The RAND report turned public money into propaganda. It tried to disguise austerity as science. It’s unacceptable that Californians paid for a study designed—or negligently executed—to make the most vulnerable look unaffordable.
The consequences of such errors are not abstract. They are measured in lost homes, broken families, and disabled Californians forced to rely on social programs that are already hanging by a thread.
Oversight, Transparency, and Moral Leadership
SIBTF.org is calling for immediate corrective action and systemic oversight. The organization urges state leaders and accountability agencies to:
- Commission an independent audit into RAND’s SIBTF findings and its contract authorization.
- Mandate external actuarial review of all future state-funded studies impacting worker or disability policy.
- Reaffirm California’s commitment to evidence-based research and moral governance that prioritizes human welfare over political convenience.
RAND’s error nearly turned a taxpayer investment in research into a taxpayer liability for poverty.
California’s Promise Must Hold
The SIBTF remains one of California’s most effective, responsibly managed systems — built on fairness, sustained by employers, and vital to those who gave their physical strength to build the state’s prosperity.
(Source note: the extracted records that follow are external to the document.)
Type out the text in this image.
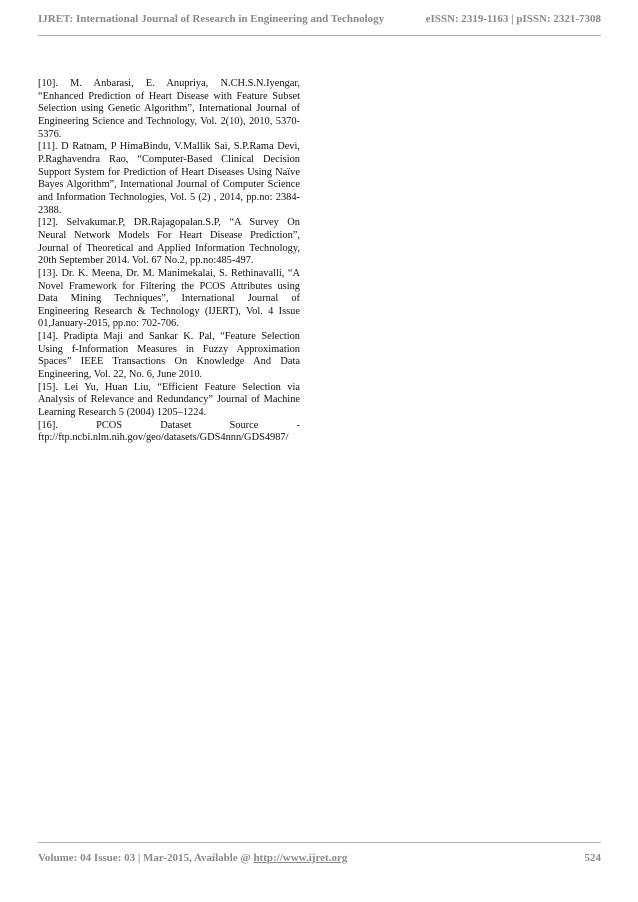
IJRET: International Journal of Research in Engineering and Technology	eISSN: 2319-1163 | pISSN: 2321-7308

[10]. M. Anbarasi, E. Anupriya, N.CH.S.N.Iyengar, “Enhanced Prediction of Heart Disease with Feature Subset Selection using Genetic Algorithm”, International Journal of Engineering Science and Technology, Vol. 2(10), 2010, 5370-5376.

[11]. D Ratnam, P HimaBindu, V.Mallik Sai, S.P.Rama Devi, P.Raghavendra Rao, “Computer-Based Clinical Decision Support System for Prediction of Heart Diseases Using Naïve Bayes Algorithm”, International Journal of Computer Science and Information Technologies, Vol. 5 (2) , 2014, pp.no: 2384-2388.

[12]. Selvakumar.P, DR.Rajagopalan.S.P, “A Survey On Neural Network Models For Heart Disease Prediction”, Journal of Theoretical and Applied Information Technology, 20th September 2014. Vol. 67 No.2, pp.no:485-497.

[13]. Dr. K. Meena, Dr. M. Manimekalai, S. Rethinavalli, “A Novel Framework for Filtering the PCOS Attributes using Data Mining Techniques”, International Journal of Engineering Research & Technology (IJERT), Vol. 4 Issue 01,January-2015, pp.no: 702-706.

[14]. Pradipta Maji and Sankar K. Pal, “Feature Selection Using f-Information Measures in Fuzzy Approximation Spaces” IEEE Transactions On Knowledge And Data Engineering, Vol. 22, No. 6, June 2010.

[15]. Lei Yu, Huan Liu, “Efficient Feature Selection via Analysis of Relevance and Redundancy” Journal of Machine Learning Research 5 (2004) 1205–1224.

[16].	PCOS	Dataset	Source	-
ftp://ftp.ncbi.nlm.nih.gov/geo/datasets/GDS4nnn/GDS4987/
Volume: 04 Issue: 03 | Mar-2015, Available @ http://www.ijret.org	524
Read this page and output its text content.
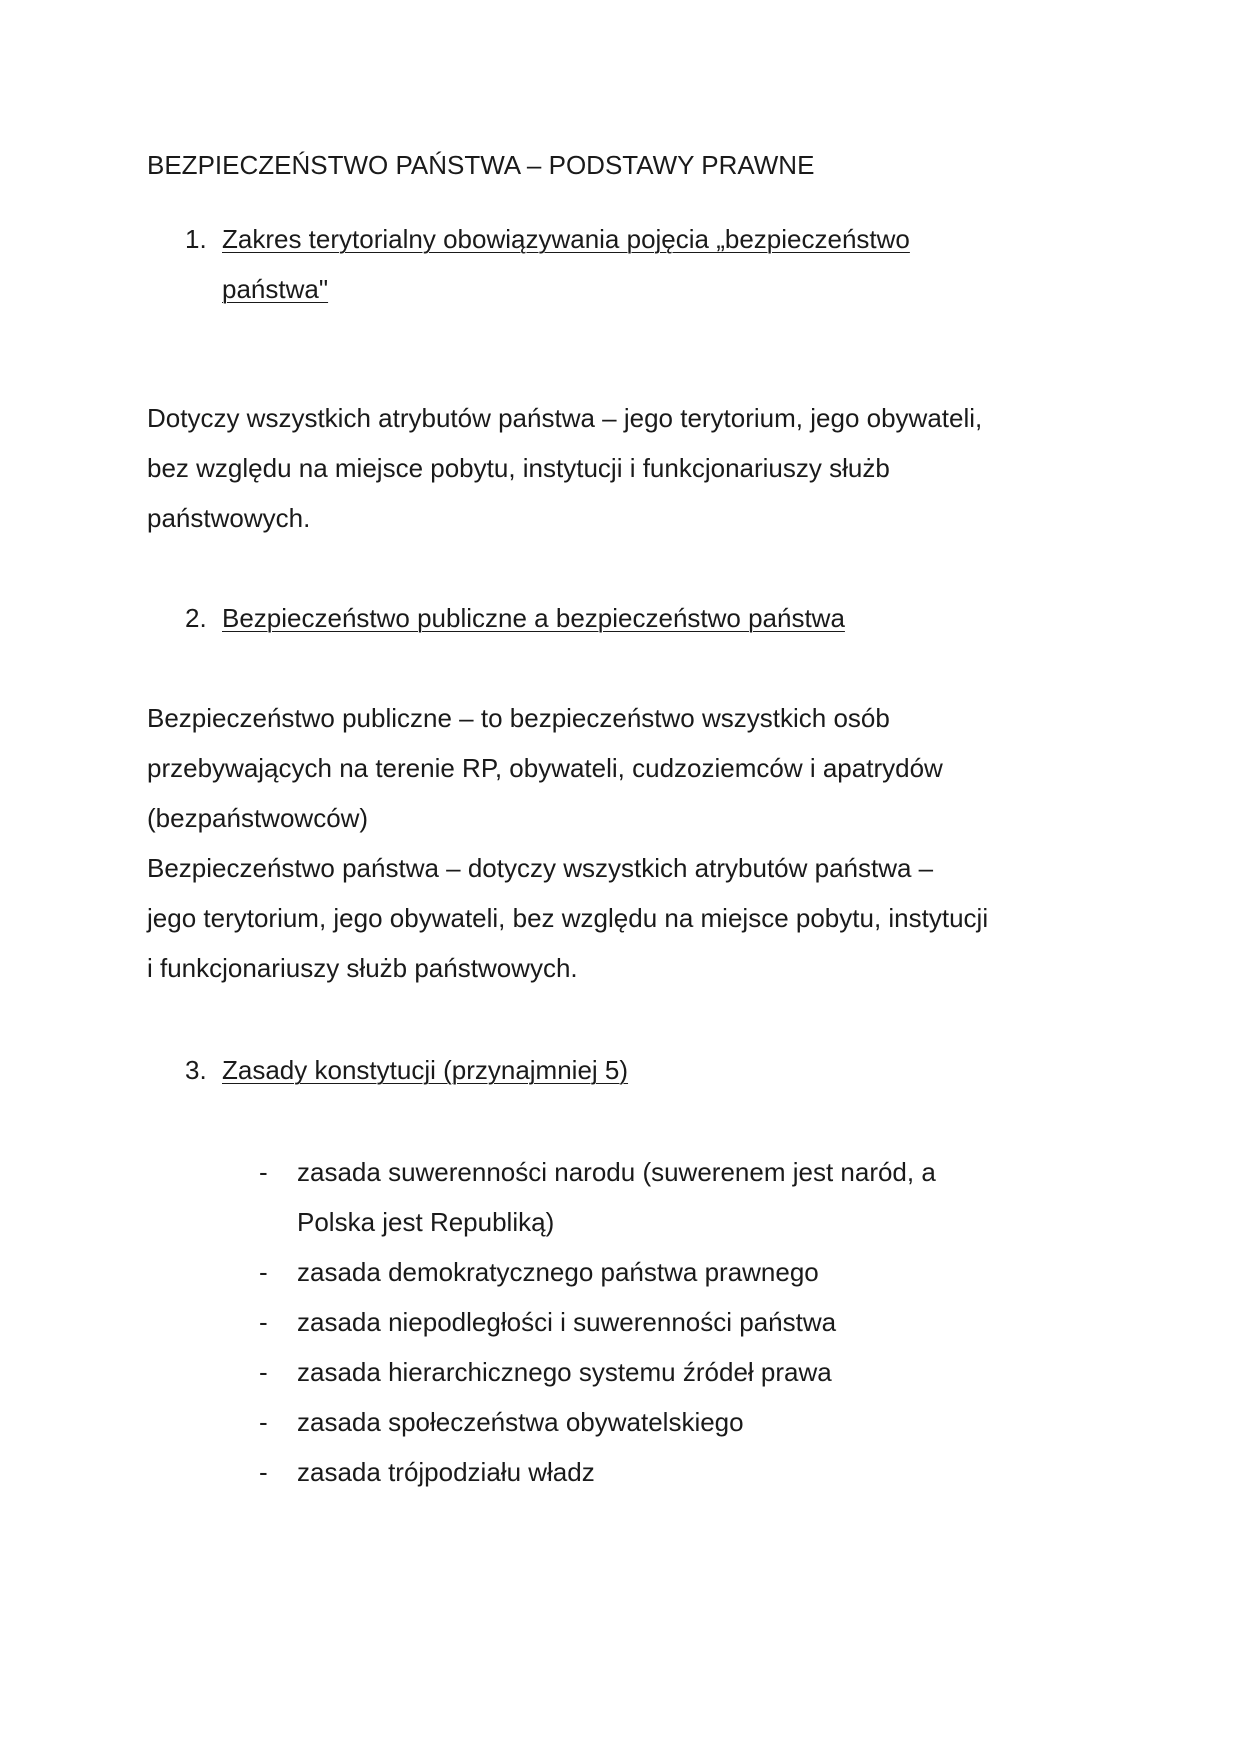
BEZPIECZEŃSTWO PAŃSTWA – PODSTAWY PRAWNE
1. Zakres terytorialny obowiązywania pojęcia „bezpieczeństwo
państwa"
Dotyczy wszystkich atrybutów państwa – jego terytorium, jego obywateli,
bez względu na miejsce pobytu, instytucji i funkcjonariuszy służb
państwowych.
2. Bezpieczeństwo publiczne a bezpieczeństwo państwa
Bezpieczeństwo publiczne – to bezpieczeństwo wszystkich osób
przebywających na terenie RP, obywateli, cudzoziemców i apatrydów
(bezpaństwowców)
Bezpieczeństwo państwa – dotyczy wszystkich atrybutów państwa –
jego terytorium, jego obywateli, bez względu na miejsce pobytu, instytucji
i funkcjonariuszy służb państwowych.
3. Zasady konstytucji (przynajmniej 5)
- zasada suwerenności narodu (suwerenem jest naród, a
Polska jest Republiką)
- zasada demokratycznego państwa prawnego
- zasada niepodległości i suwerenności państwa
- zasada hierarchicznego systemu źródeł prawa
- zasada społeczeństwa obywatelskiego
- zasada trójpodziału władz
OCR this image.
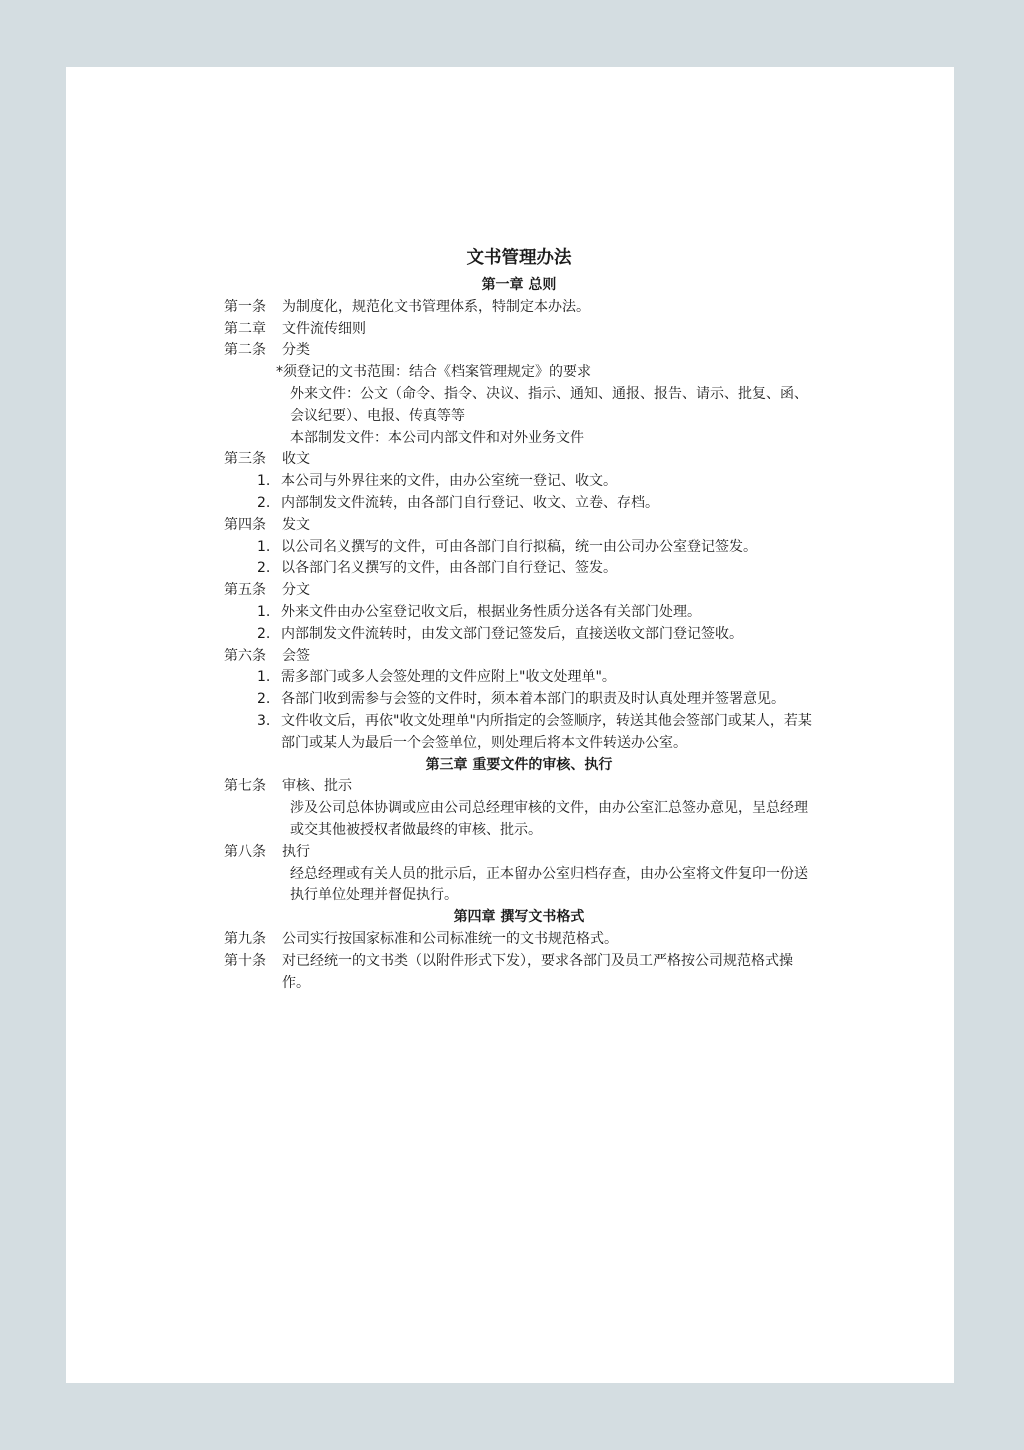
文书管理办法
第一章 总则
第一条	为制度化，规范化文书管理体系，特制定本办法。
第二章	文件流传细则
第二条	分类
*须登记的文书范围：结合《档案管理规定》的要求
外来文件：公文（命令、指令、决议、指示、通知、通报、报告、请示、批复、函、会议纪要）、电报、传真等等
本部制发文件：本公司内部文件和对外业务文件
第三条	收文
1. 本公司与外界往来的文件，由办公室统一登记、收文。
2. 内部制发文件流转，由各部门自行登记、收文、立卷、存档。
第四条	发文
1. 以公司名义撰写的文件，可由各部门自行拟稿，统一由公司办公室登记签发。
2. 以各部门名义撰写的文件，由各部门自行登记、签发。
第五条	分文
1. 外来文件由办公室登记收文后，根据业务性质分送各有关部门处理。
2. 内部制发文件流转时，由发文部门登记签发后，直接送收文部门登记签收。
第六条	会签
1. 需多部门或多人会签处理的文件应附上"收文处理单"。
2. 各部门收到需参与会签的文件时，须本着本部门的职责及时认真处理并签署意见。
3. 文件收文后，再依"收文处理单"内所指定的会签顺序，转送其他会签部门或某人，若某部门或某人为最后一个会签单位，则处理后将本文件转送办公室。
第三章 重要文件的审核、执行
第七条	审核、批示
涉及公司总体协调或应由公司总经理审核的文件，由办公室汇总签办意见，呈总经理或交其他被授权者做最终的审核、批示。
第八条	执行
经总经理或有关人员的批示后，正本留办公室归档存查，由办公室将文件复印一份送执行单位处理并督促执行。
第四章 撰写文书格式
第九条	公司实行按国家标准和公司标准统一的文书规范格式。
第十条	对已经统一的文书类（以附件形式下发），要求各部门及员工严格按公司规范格式操作。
Dismantling it based on false data would not only betray that legacy but also cost taxpayers billions in the long run.
California can correct the math — but first, it must confront the moral failure. RAND’s report was more than an actuarial misstep; it was a near-miss in the fight for economic justice. The people who build this state, fight for it, and keep it running deserve truth and protection — not policy built on errors.